En application de l’article L. 621-9 du Code de commerce (1), le juge-commissaire peut nommer un technicien, « en vue d’une mission qu’il détermine ».
Sur le fondement de ce texte, la question s’est posée de savoir si un liquidateur qui avait assigné l’ancien dirigeant en responsabilité pour insuffisance d’actif, pouvait demander, postérieurement, au juge-commissaire, par voie de requête, la désignation d’un expert-comptable avec pour mission de déterminer la date de cessation des paiements et examiner les conditions dans lesquelles s’était déroulée l’exploitation de la société débitrice.
Pour la Cour d’appel, une telle demande devait être rejetée, au motif que le pouvoir de désignation conféré au juge-commissaire cessait dès lors qu’une action en responsabilité pour insuffisance d’actif avait déjà été engagée et était en cours devant le tribunal.
Pour justifier l’application de ce critère qui n’est pourtant pas prévu par le Code de commerce, la Cour d’appel retient que le rapport du technicien n’était « plus destiné à l’information du mandataire et tend[ait] à sauver une procédure » pour insuffisance d’actif à l’encontre de l’ancien dirigeant, « manifestement vouée à l’échec en obtenant à bon compte les éléments de preuve qui font défaut ».

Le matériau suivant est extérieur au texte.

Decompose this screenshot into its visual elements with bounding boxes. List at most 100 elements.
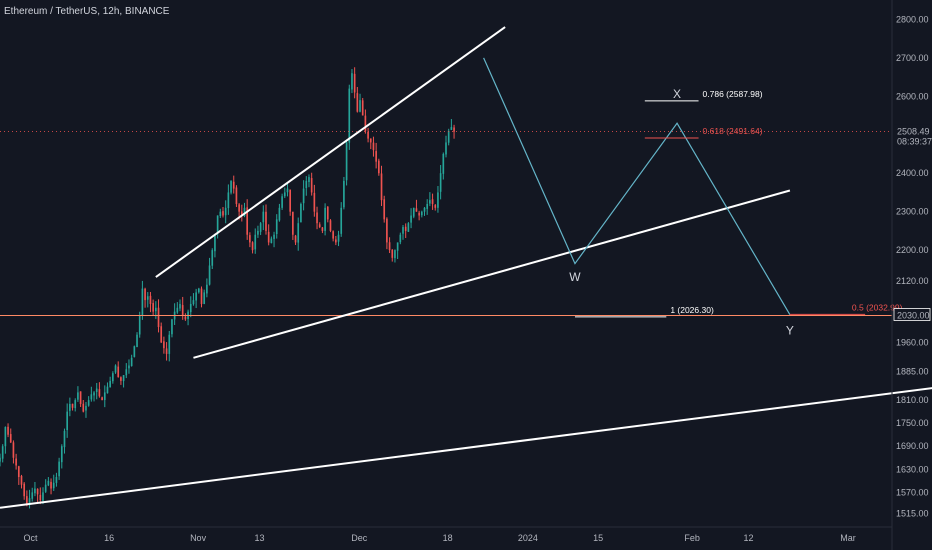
candle-body [402, 227, 404, 234]
price-tick-label: 1570.00 [896, 487, 929, 497]
price-label-value: 2508.49 [897, 126, 930, 136]
candle-body [270, 238, 273, 244]
candle-body [364, 115, 367, 131]
candle-body [407, 223, 410, 232]
candle-body [112, 373, 114, 382]
candle-body [109, 380, 111, 388]
candle-body [4, 427, 7, 447]
candle-body [348, 88, 351, 143]
candle-body [39, 494, 42, 501]
candle-body [431, 199, 434, 204]
chart-title: Ethereum / TetherUS, 12h, BINANCE [4, 6, 170, 17]
candle-body [450, 127, 453, 130]
candle-body [85, 405, 87, 411]
candle-body [439, 173, 442, 192]
time-tick-label: 16 [104, 533, 114, 543]
candle-body [103, 392, 106, 401]
candle-body [278, 207, 281, 221]
candle-body [157, 307, 160, 328]
candle-body [114, 365, 117, 373]
candle-body [42, 492, 44, 501]
candle-body [230, 180, 232, 193]
candle-body [345, 142, 348, 181]
candle-body [240, 211, 243, 216]
candle-body [224, 207, 227, 216]
candle-body [79, 391, 82, 404]
candle-body [351, 73, 353, 90]
candle-body [125, 369, 128, 376]
candle-body [90, 394, 93, 400]
candle-body [20, 475, 23, 485]
candle-body [426, 203, 429, 209]
candle-body [74, 400, 77, 409]
candle-body [273, 234, 275, 239]
candle-body [117, 366, 120, 378]
candle-body [71, 403, 74, 408]
candle-body [44, 484, 47, 492]
price-tick-label: 2200.00 [896, 245, 929, 255]
candle-body [375, 151, 377, 162]
price-tick-label: 2400.00 [896, 168, 929, 178]
time-tick-label: Feb [684, 533, 700, 543]
annotation-labels: 0.786 (2587.98) 0.618 (2491.64) 1 (2026.30… [569, 87, 902, 338]
candle-body [246, 207, 249, 235]
candle-body [262, 211, 265, 223]
candle-body [410, 215, 412, 223]
candle-body [222, 211, 224, 216]
candle-body [77, 392, 79, 400]
candle-body [136, 334, 138, 347]
candle-body [394, 250, 396, 259]
price-tick-label: 2800.00 [896, 14, 929, 24]
wave-label: W [569, 270, 581, 284]
price-tick-label: 1630.00 [896, 464, 929, 474]
candle-body [23, 483, 26, 497]
price-axis[interactable]: 2800.00 2700.00 2600.00 2400.00 2300.00 2200.… [893, 14, 932, 519]
candle-body [87, 400, 90, 406]
candle-body [316, 212, 318, 224]
candle-body [203, 292, 206, 304]
candle-body [26, 496, 28, 504]
candle-body [418, 212, 420, 216]
candle-body [63, 430, 66, 448]
candle-body [192, 300, 195, 305]
time-tick-label: Oct [23, 533, 38, 543]
candle-body [442, 153, 445, 174]
candle-body [404, 226, 407, 231]
time-axis[interactable]: Oct16Nov13Dec18202415Feb12Mar18 [23, 533, 932, 543]
candle-body [383, 199, 386, 220]
wave-label: X [673, 87, 681, 101]
candle-body [283, 192, 286, 197]
candlestick-series [0, 67, 455, 509]
drawing-tools [0, 26, 932, 509]
candle-body [227, 192, 230, 209]
time-tick-label: 15 [593, 533, 603, 543]
candle-body [214, 234, 216, 252]
candle-body [200, 288, 203, 304]
time-tick-label: Dec [351, 533, 368, 543]
price-tick-label: 1750.00 [896, 418, 929, 428]
candle-body [138, 315, 141, 335]
candle-body [144, 288, 146, 301]
candle-body [359, 100, 361, 112]
candle-body [36, 488, 39, 495]
price-tick-label: 1690.00 [896, 441, 929, 451]
time-tick-label: Mar [840, 533, 856, 543]
candle-body [254, 234, 257, 250]
candle-body [181, 305, 184, 316]
candle-body [154, 307, 157, 312]
wave-path [483, 57, 791, 316]
candle-body [286, 188, 289, 193]
candle-body [340, 207, 343, 234]
candle-body [294, 235, 297, 243]
fib-level-label: 0.618 (2491.64) [703, 126, 763, 136]
fib-level-label: 0.786 (2587.98) [703, 89, 763, 99]
candle-body [308, 177, 310, 183]
fib-level-label: 0.5 (2032.99) [852, 302, 903, 312]
price-label-box [894, 124, 930, 147]
candle-body [197, 288, 200, 293]
candle-body [313, 192, 316, 212]
candle-body [31, 492, 34, 499]
candle-body [335, 239, 337, 243]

Adoptant une approche restrictive du pouvoir de désignation du juge-commissaire, la Cour d’appel a estimé qu’une « telle pratique », alors que la procédure pour insuffisance d’actif est en cours, « n’est pas loyale et détourne les dispositions du texte précité de leur objectif d’information ».
Cette décision est infirmée par la Cour de cassation qui, dans son arrêt (2) rendu le 13 septembre 2016 (publié au bulletin), considère que « l’exercice par le liquidateur d’une action en responsabilité civile pour insuffisance d’actif ne prive pas le juge-commissaire de son pouvoir de désigner un technicien en vue d’une mission qu’il détermine ».
En revanche, comme la Cour d’appel, la Cour de cassation juge que l’ancien dirigeant est bien recevable à exercer un recours contre l’ordonnance du juge-commissaire désignant le technicien, étant précisé que le dirigeant doit être associé aux opérations menées par ce dernier, sans pour autant que le technicien ne soit « tenu de procéder à un échange contradictoire sur les éléments qu’il avait réunis, ni de communiquer ses conclusions avant le dépôt de son rapport » (3).
Pierre-Yves Fagot
Carine Dos Santos
Lexing Droit Entreprise
(1) C. com., art. L621-9
(2) Cass. com., 13-9-2016, n°15-11.174, Liquidateur c./ M. X.
(3) Cass. com., 22-3-2016, n°14-19.915 Sté Team 41 et M. X.